Tuesday, March 22, 2016

Globalization Is A Question Of Values. Lack Thereof.

"Economists know the cost of everything and the value of nothing"

No other country in the entire world believes in *free trade* outside of the U.S., except the UK, which has seen commensurate extreme deindustrialization and the accompanying poverty. The world's largest economies after the U.S. - China, Japan, Germany, France, don't believe any such thing exists, because it's a corporate fabrication...

The real "gold" was always the ability and capacity to produce. Not the metal. The biggest mistake EconoDunces make is not valuing the source and sustainability of income and the accompanying economic multiplier...and of course the "distribution" of resulting wealth, or lack thereof. What did China want out of this "transaction?" They wanted productive capacity. And that's what they got, because that's what they valued, whereas we valued Cappuccinos. When economists said way back in the 1980s we were "transitioning" to a low productivity service-based economy, that is when the adults left the fucking building. Apparently they envisioned a world of $7/hour Chipotle assembly line workers, and no one questioned them on that "vision" of the future...

ZH: March 22, 2016
"Free Trade", Jobs, & Income. It's Not As Easy As We Think"


Yes it is. It's much easier than we think. The problem is we "think" too much and value too little. There is much to agree with in this rambling essay about reserve currencies, trade, exporting dollars etc. Except the conclusion. In the end, there is vast inequality, and the reason why is not difficult to understand. 

Triffin's Paradox: "If you have a generation lazy enough, they'll print money instead of making things"

Good to know. Except the U.S. didn't run secular trade deficits until 1980, so there's no paradox, there are just apologists for stupidity. In 1980 the U.S. was the world's largest creditor nation. By 1990, the U.S. was the world's largest debtor nation. 

In the days of old, nation states ran trade surpluses to accumulate gold reserves. This was as I've said many times, the well known policy of export Mercantilism. Then the enlightened *free trade* Ricardian comparative advantage believers abandoned Mercantilism, but unfortunately not everyone was along for the ride aka. China, Japan, the entire "developing" world. They viewed the global economy as a zero sum game, and corporations were more than happy to accommodate with 10x amplified profits.  

At this stage, in the age of fiat (unlimited) reserve currencies aka. the dollar, the *real* gold isn't the metal, it's the factories and production. It's intellectual property, management capability, engineering expertise. It's not an inert metal.

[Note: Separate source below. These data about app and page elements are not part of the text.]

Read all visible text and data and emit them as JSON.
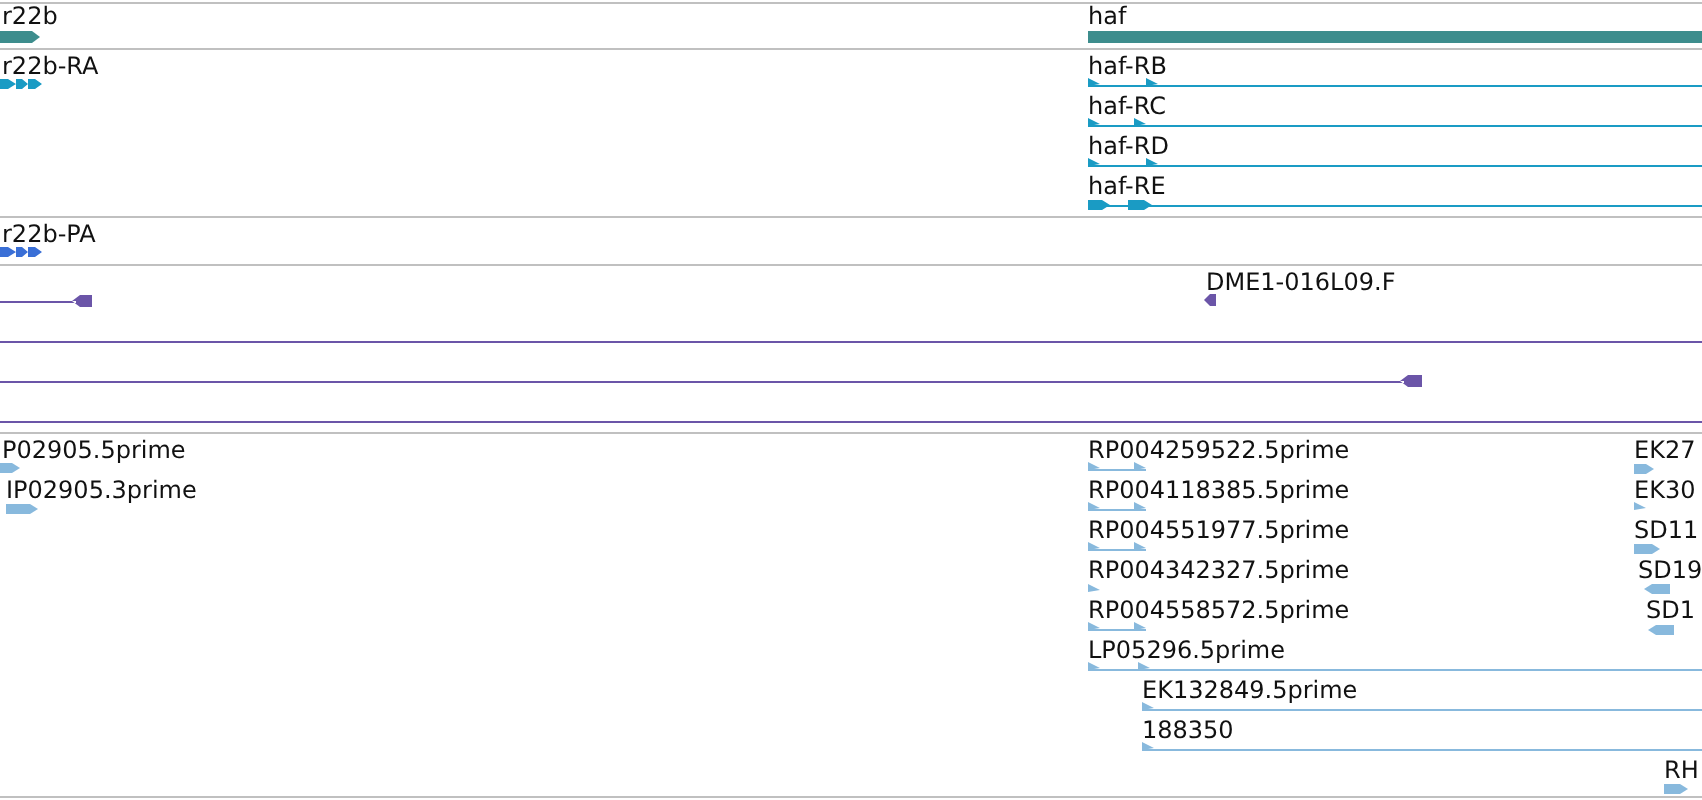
{
  "tracks": [
    {
      "kind": "gene",
      "features": [
        {
          "label": "r22b"
        },
        {
          "label": "haf"
        }
      ]
    },
    {
      "kind": "transcript",
      "features": [
        {
          "label": "r22b-RA"
        },
        {
          "label": "haf-RB"
        },
        {
          "label": "haf-RC"
        },
        {
          "label": "haf-RD"
        },
        {
          "label": "haf-RE"
        }
      ]
    },
    {
      "kind": "protein",
      "features": [
        {
          "label": "r22b-PA"
        }
      ]
    },
    {
      "kind": "clone",
      "features": [
        {
          "label": "DME1-016L09.F"
        }
      ]
    },
    {
      "kind": "est",
      "features": [
        {
          "label": "P02905.5prime"
        },
        {
          "label": "IP02905.3prime"
        },
        {
          "label": "RP004259522.5prime"
        },
        {
          "label": "RP004118385.5prime"
        },
        {
          "label": "RP004551977.5prime"
        },
        {
          "label": "RP004342327.5prime"
        },
        {
          "label": "RP004558572.5prime"
        },
        {
          "label": "LP05296.5prime"
        },
        {
          "label": "EK132849.5prime"
        },
        {
          "label": "188350"
        },
        {
          "label": "EK27"
        },
        {
          "label": "EK30"
        },
        {
          "label": "SD11"
        },
        {
          "label": "SD19"
        },
        {
          "label": "SD1"
        },
        {
          "label": "RH"
        }
      ]
    }
  ]
}
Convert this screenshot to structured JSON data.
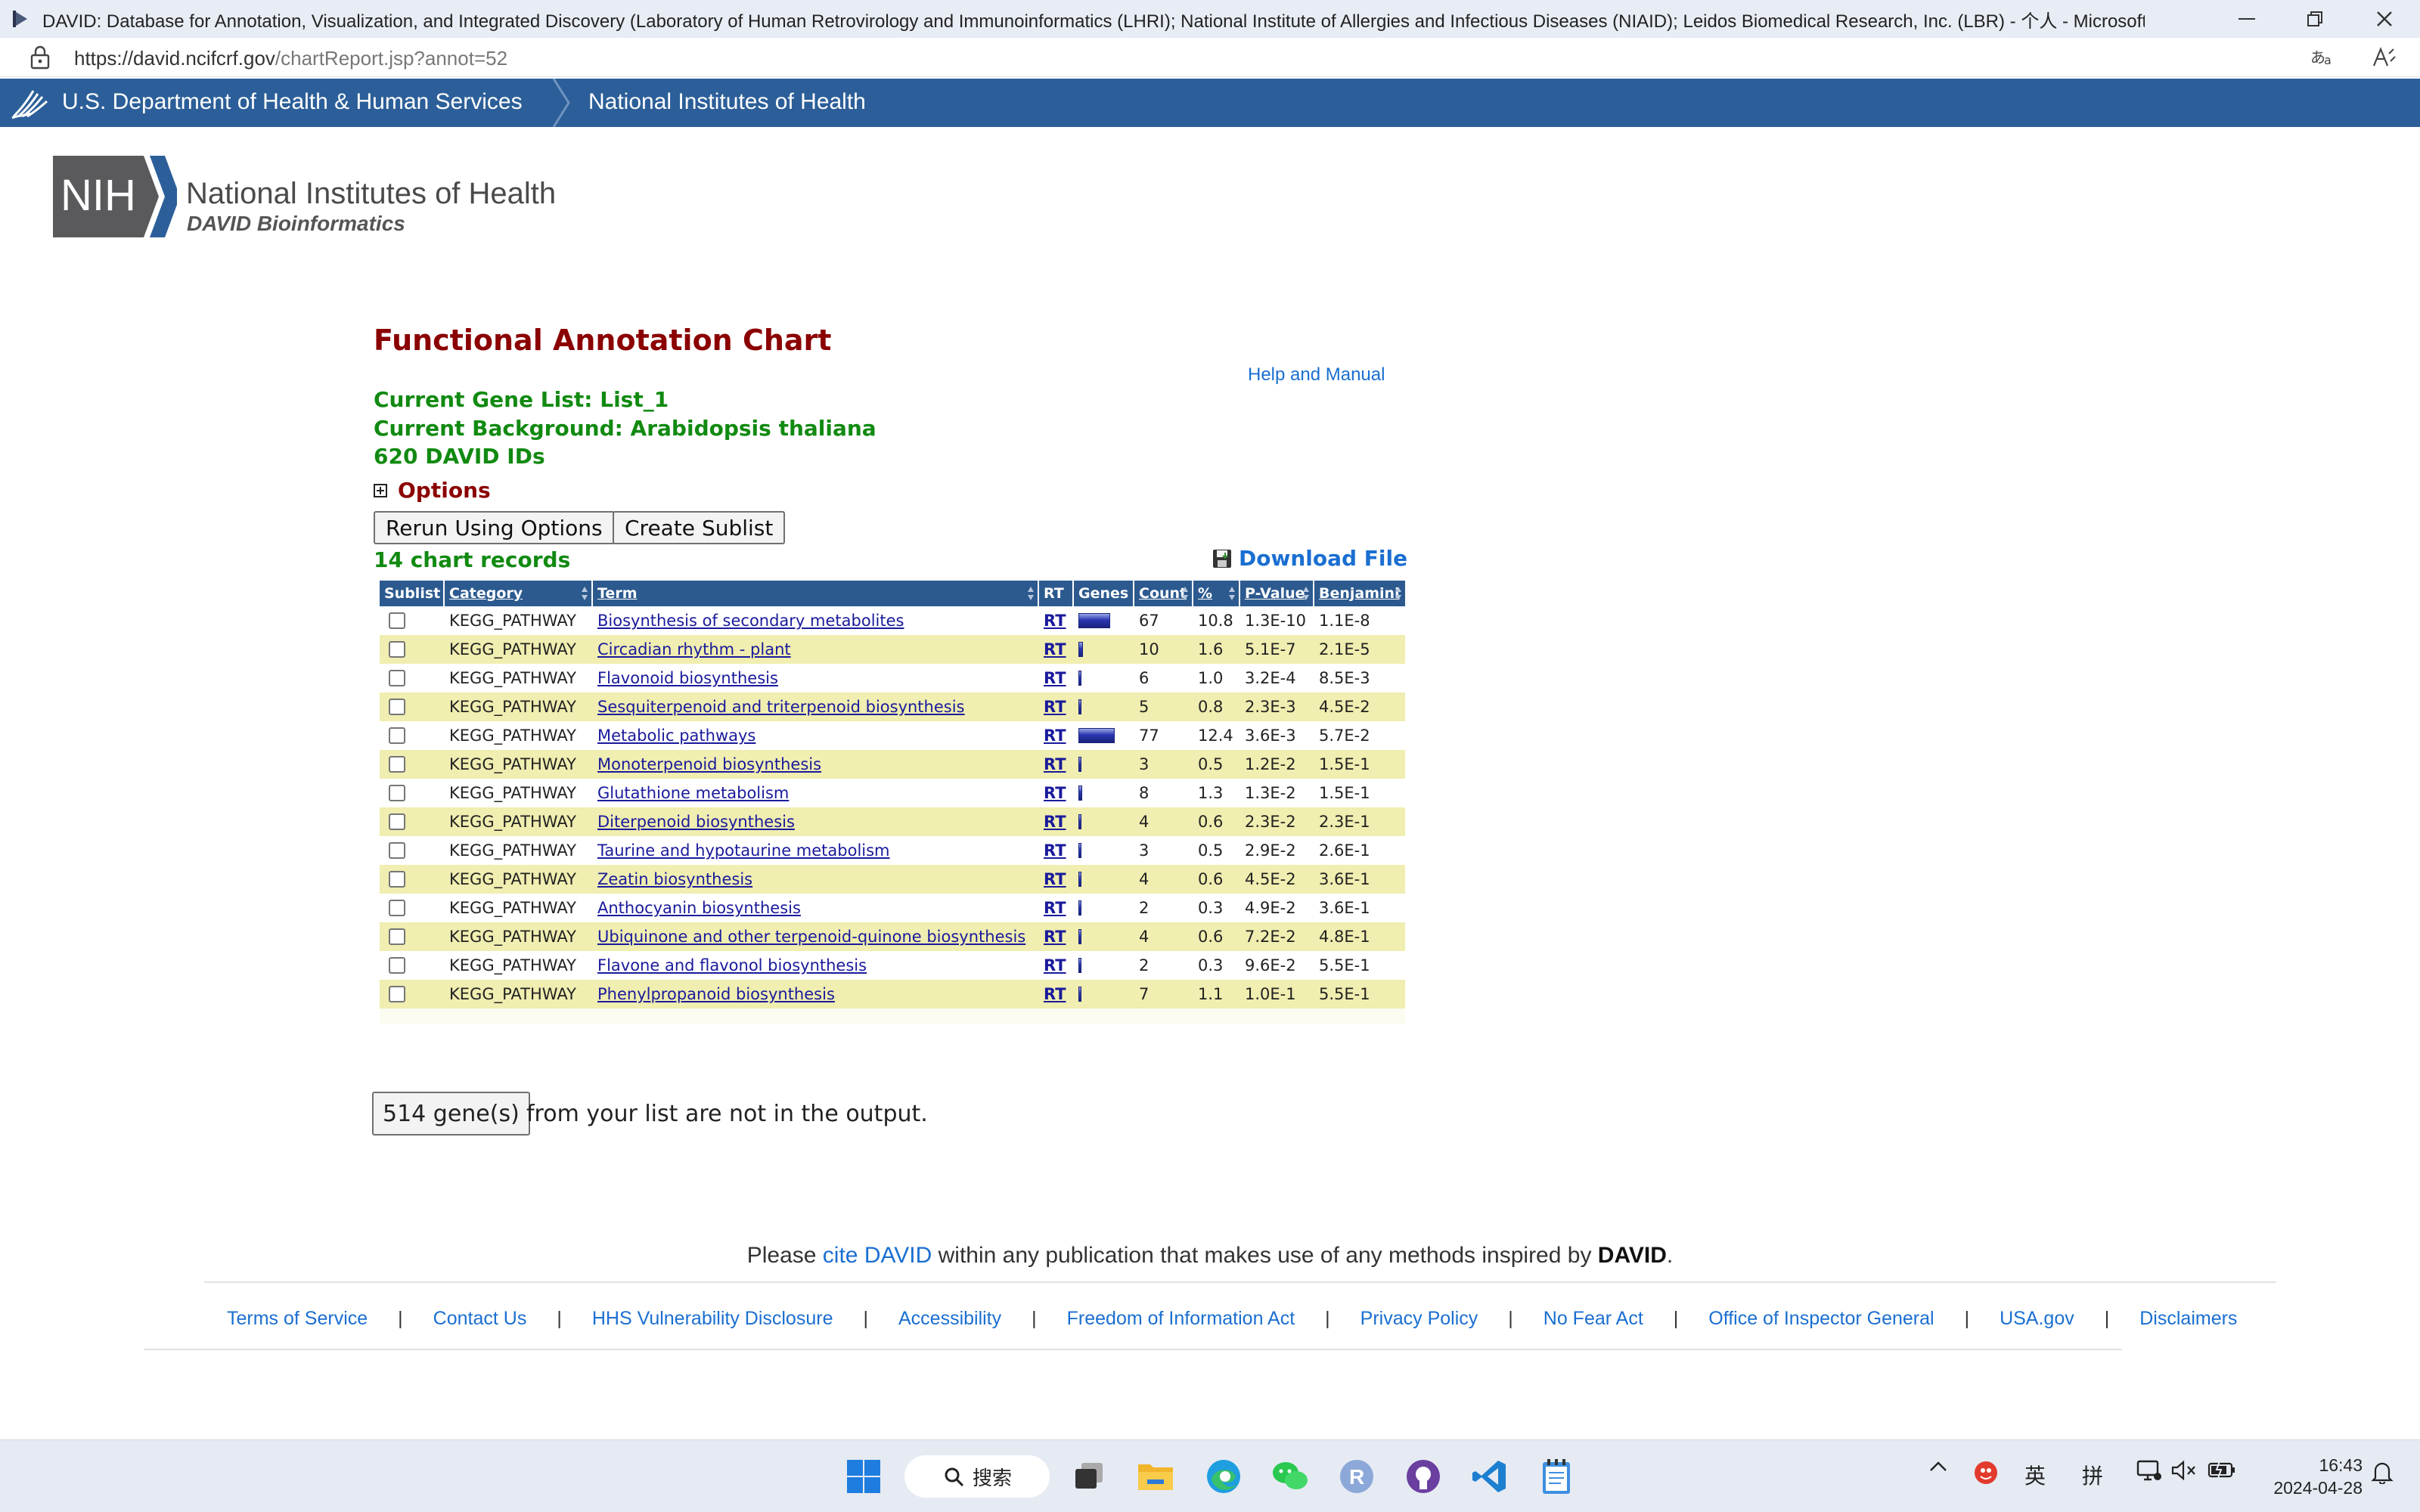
{
  "window": {
    "title": "DAVID: Database for Annotation, Visualization, and Integrated Discovery (Laboratory of Human Retrovirology and Immunoinformatics (LHRI); National Institute of Allergies and Infectious Diseases (NIAID); Leidos Biomedical Research, Inc. (LBR) - 个人 - Microsoft Edge"
  },
  "address": {
    "url_host": "https://david.ncifcrf.gov",
    "url_path": "/chartReport.jsp?annot=52"
  },
  "hhs_bar": {
    "hhs_label": "U.S. Department of Health & Human Services",
    "nih_label": "National Institutes of Health"
  },
  "logo": {
    "mark": "NIH",
    "name": "National Institutes of Health",
    "sub": "DAVID Bioinformatics"
  },
  "page": {
    "title": "Functional Annotation Chart",
    "help_link": "Help and Manual",
    "gene_list": "Current Gene List: List_1",
    "background": "Current Background: Arabidopsis thaliana",
    "david_ids": "620 DAVID IDs",
    "options_label": "Options",
    "options_toggle": "⊞",
    "rerun_button": "Rerun Using Options",
    "sublist_button": "Create Sublist",
    "records": "14 chart records",
    "download": "Download File"
  },
  "table": {
    "headers": {
      "sublist": "Sublist",
      "category": "Category",
      "term": "Term",
      "rt": "RT",
      "genes": "Genes",
      "count": "Count",
      "pct": "%",
      "pvalue": "P-Value",
      "benjamini": "Benjamini"
    },
    "rows": [
      {
        "category": "KEGG_PATHWAY",
        "term": "Biosynthesis of secondary metabolites",
        "rt": "RT",
        "count": "67",
        "pct": "10.8",
        "pvalue": "1.3E-10",
        "benjamini": "1.1E-8"
      },
      {
        "category": "KEGG_PATHWAY",
        "term": "Circadian rhythm - plant",
        "rt": "RT",
        "count": "10",
        "pct": "1.6",
        "pvalue": "5.1E-7",
        "benjamini": "2.1E-5"
      },
      {
        "category": "KEGG_PATHWAY",
        "term": "Flavonoid biosynthesis",
        "rt": "RT",
        "count": "6",
        "pct": "1.0",
        "pvalue": "3.2E-4",
        "benjamini": "8.5E-3"
      },
      {
        "category": "KEGG_PATHWAY",
        "term": "Sesquiterpenoid and triterpenoid biosynthesis",
        "rt": "RT",
        "count": "5",
        "pct": "0.8",
        "pvalue": "2.3E-3",
        "benjamini": "4.5E-2"
      },
      {
        "category": "KEGG_PATHWAY",
        "term": "Metabolic pathways",
        "rt": "RT",
        "count": "77",
        "pct": "12.4",
        "pvalue": "3.6E-3",
        "benjamini": "5.7E-2"
      },
      {
        "category": "KEGG_PATHWAY",
        "term": "Monoterpenoid biosynthesis",
        "rt": "RT",
        "count": "3",
        "pct": "0.5",
        "pvalue": "1.2E-2",
        "benjamini": "1.5E-1"
      },
      {
        "category": "KEGG_PATHWAY",
        "term": "Glutathione metabolism",
        "rt": "RT",
        "count": "8",
        "pct": "1.3",
        "pvalue": "1.3E-2",
        "benjamini": "1.5E-1"
      },
      {
        "category": "KEGG_PATHWAY",
        "term": "Diterpenoid biosynthesis",
        "rt": "RT",
        "count": "4",
        "pct": "0.6",
        "pvalue": "2.3E-2",
        "benjamini": "2.3E-1"
      },
      {
        "category": "KEGG_PATHWAY",
        "term": "Taurine and hypotaurine metabolism",
        "rt": "RT",
        "count": "3",
        "pct": "0.5",
        "pvalue": "2.9E-2",
        "benjamini": "2.6E-1"
      },
      {
        "category": "KEGG_PATHWAY",
        "term": "Zeatin biosynthesis",
        "rt": "RT",
        "count": "4",
        "pct": "0.6",
        "pvalue": "4.5E-2",
        "benjamini": "3.6E-1"
      },
      {
        "category": "KEGG_PATHWAY",
        "term": "Anthocyanin biosynthesis",
        "rt": "RT",
        "count": "2",
        "pct": "0.3",
        "pvalue": "4.9E-2",
        "benjamini": "3.6E-1"
      },
      {
        "category": "KEGG_PATHWAY",
        "term": "Ubiquinone and other terpenoid-quinone biosynthesis",
        "rt": "RT",
        "count": "4",
        "pct": "0.6",
        "pvalue": "7.2E-2",
        "benjamini": "4.8E-1"
      },
      {
        "category": "KEGG_PATHWAY",
        "term": "Flavone and flavonol biosynthesis",
        "rt": "RT",
        "count": "2",
        "pct": "0.3",
        "pvalue": "9.6E-2",
        "benjamini": "5.5E-1"
      },
      {
        "category": "KEGG_PATHWAY",
        "term": "Phenylpropanoid biosynthesis",
        "rt": "RT",
        "count": "7",
        "pct": "1.1",
        "pvalue": "1.0E-1",
        "benjamini": "5.5E-1"
      }
    ]
  },
  "genes_note": {
    "button": "514 gene(s)",
    "text": "from your list are not in the output."
  },
  "footer": {
    "cite_pre": "Please",
    "cite_link": "cite DAVID",
    "cite_mid": "within any publication that makes use of any methods inspired by",
    "cite_bold": "DAVID",
    "cite_end": ".",
    "links": [
      "Terms of Service",
      "Contact Us",
      "HHS Vulnerability Disclosure",
      "Accessibility",
      "Freedom of Information Act",
      "Privacy Policy",
      "No Fear Act",
      "Office of Inspector General",
      "USA.gov",
      "Disclaimers"
    ],
    "separator": "|"
  },
  "taskbar": {
    "search_label": "搜索",
    "tray_lang1": "英",
    "tray_lang2": "拼",
    "time": "16:43",
    "date": "2024-04-28"
  },
  "colors": {
    "hhs_bar": "#2c5f99",
    "table_header": "#2c5a8f",
    "row_alt": "#f0eeb0",
    "title_red": "#8b0000",
    "info_green": "#118a11",
    "link_blue": "#1a6fd1"
  },
  "icons": [
    "edge-app-icon",
    "minimize-icon",
    "restore-icon",
    "close-icon",
    "lock-icon",
    "read-aloud-icon",
    "font-icon",
    "hhs-eagle-icon",
    "plus-box-icon",
    "download-disk-icon",
    "windows-start-icon",
    "search-icon",
    "task-view-icon",
    "file-explorer-icon",
    "edge-icon",
    "wechat-icon",
    "r-icon",
    "github-icon",
    "vscode-icon",
    "notepad-icon",
    "chevron-up-icon",
    "app-tray-icon",
    "network-icon",
    "volume-muted-icon",
    "battery-icon",
    "notification-bell-icon"
  ]
}
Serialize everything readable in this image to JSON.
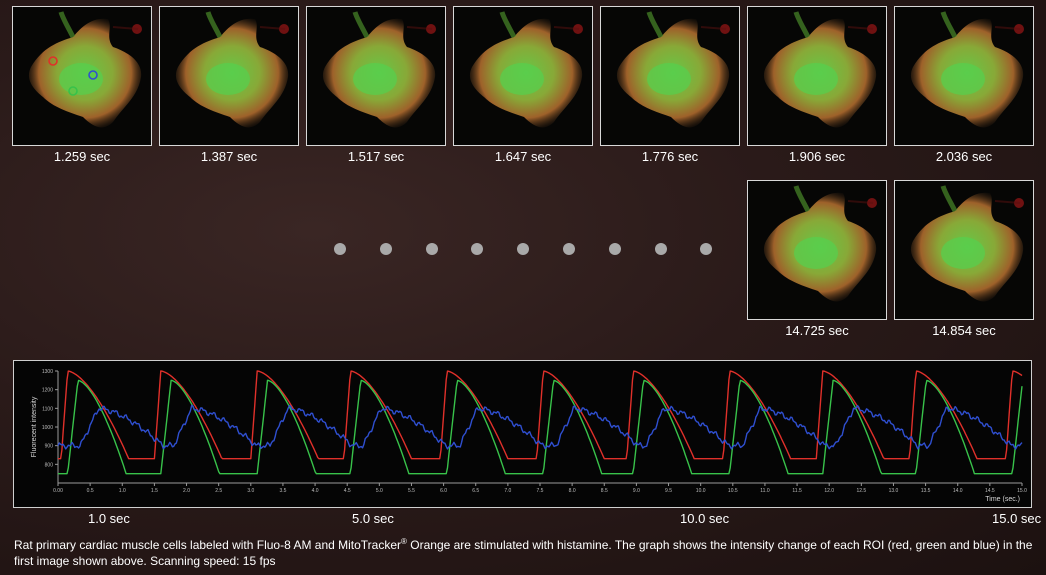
{
  "frames_top": [
    {
      "time": "1.259 sec",
      "rois": true
    },
    {
      "time": "1.387 sec"
    },
    {
      "time": "1.517 sec"
    },
    {
      "time": "1.647 sec"
    },
    {
      "time": "1.776 sec"
    },
    {
      "time": "1.906 sec"
    },
    {
      "time": "2.036 sec"
    }
  ],
  "frames_bottom": [
    {
      "time": "14.725 sec"
    },
    {
      "time": "14.854 sec"
    }
  ],
  "ellipsis_dots": 9,
  "colors": {
    "roi_red": "#e0302a",
    "roi_green": "#38c24a",
    "roi_blue": "#2f4fd0",
    "background": "#2a1a19",
    "dots": "#a9a9a9"
  },
  "chart_data": {
    "type": "line",
    "ylabel": "Fluorecent intensity",
    "xlabel": "Time (sec.)",
    "xlim": [
      0,
      15
    ],
    "ylim": [
      700,
      1300
    ],
    "x_ticks": [
      "0.00",
      "0.5",
      "1.0",
      "1.5",
      "2.0",
      "2.5",
      "3.0",
      "3.5",
      "4.0",
      "4.5",
      "5.0",
      "5.5",
      "6.0",
      "6.5",
      "7.0",
      "7.5",
      "8.0",
      "8.5",
      "9.0",
      "9.5",
      "10.0",
      "10.5",
      "11.0",
      "11.5",
      "12.0",
      "12.5",
      "13.0",
      "13.5",
      "14.0",
      "14.5",
      "15.0"
    ],
    "y_ticks": [
      "800",
      "900",
      "1000",
      "1100",
      "1200",
      "1300"
    ],
    "beat_times": [
      0.05,
      1.5,
      3.0,
      4.45,
      5.95,
      7.45,
      8.85,
      10.35,
      11.8,
      13.25,
      14.75
    ],
    "series": [
      {
        "name": "red",
        "peak": 1300,
        "trough": 830
      },
      {
        "name": "green",
        "peak": 1250,
        "trough": 750
      },
      {
        "name": "blue",
        "peak": 1100,
        "trough": 900
      }
    ]
  },
  "big_ticks": [
    "1.0 sec",
    "5.0 sec",
    "10.0 sec",
    "15.0 sec"
  ],
  "caption": {
    "part1": "Rat primary cardiac muscle cells labeled with Fluo-8 AM and MitoTracker",
    "reg": "®",
    "part2": " Orange are stimulated with histamine. The graph shows the intensity change of each ROI (red, green and blue) in the first image shown above. Scanning speed: 15 fps"
  }
}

Until everyone understands that fact, there will be financial, intellectual, and moral bankruptcy enough for all. Central Banks are not the problem, they are a symptom of the problem. They don't create deflation, they merely monetize the output gap, which at present is at 30 year wides, globally. They don't "lower interest rates", they follow the CPI around like trained chimps. After all, Monetarists themselves tell us that inflation is always and everywhere a monetary phenomenon. Only IF the money enters the real economy. Otherwise, it's just chips at the casino. 

None of this is the least bit complicated, except for those who have a goal to obscure the real reason this is all happening aka. corporate profits. And those who don't value what has just been lost.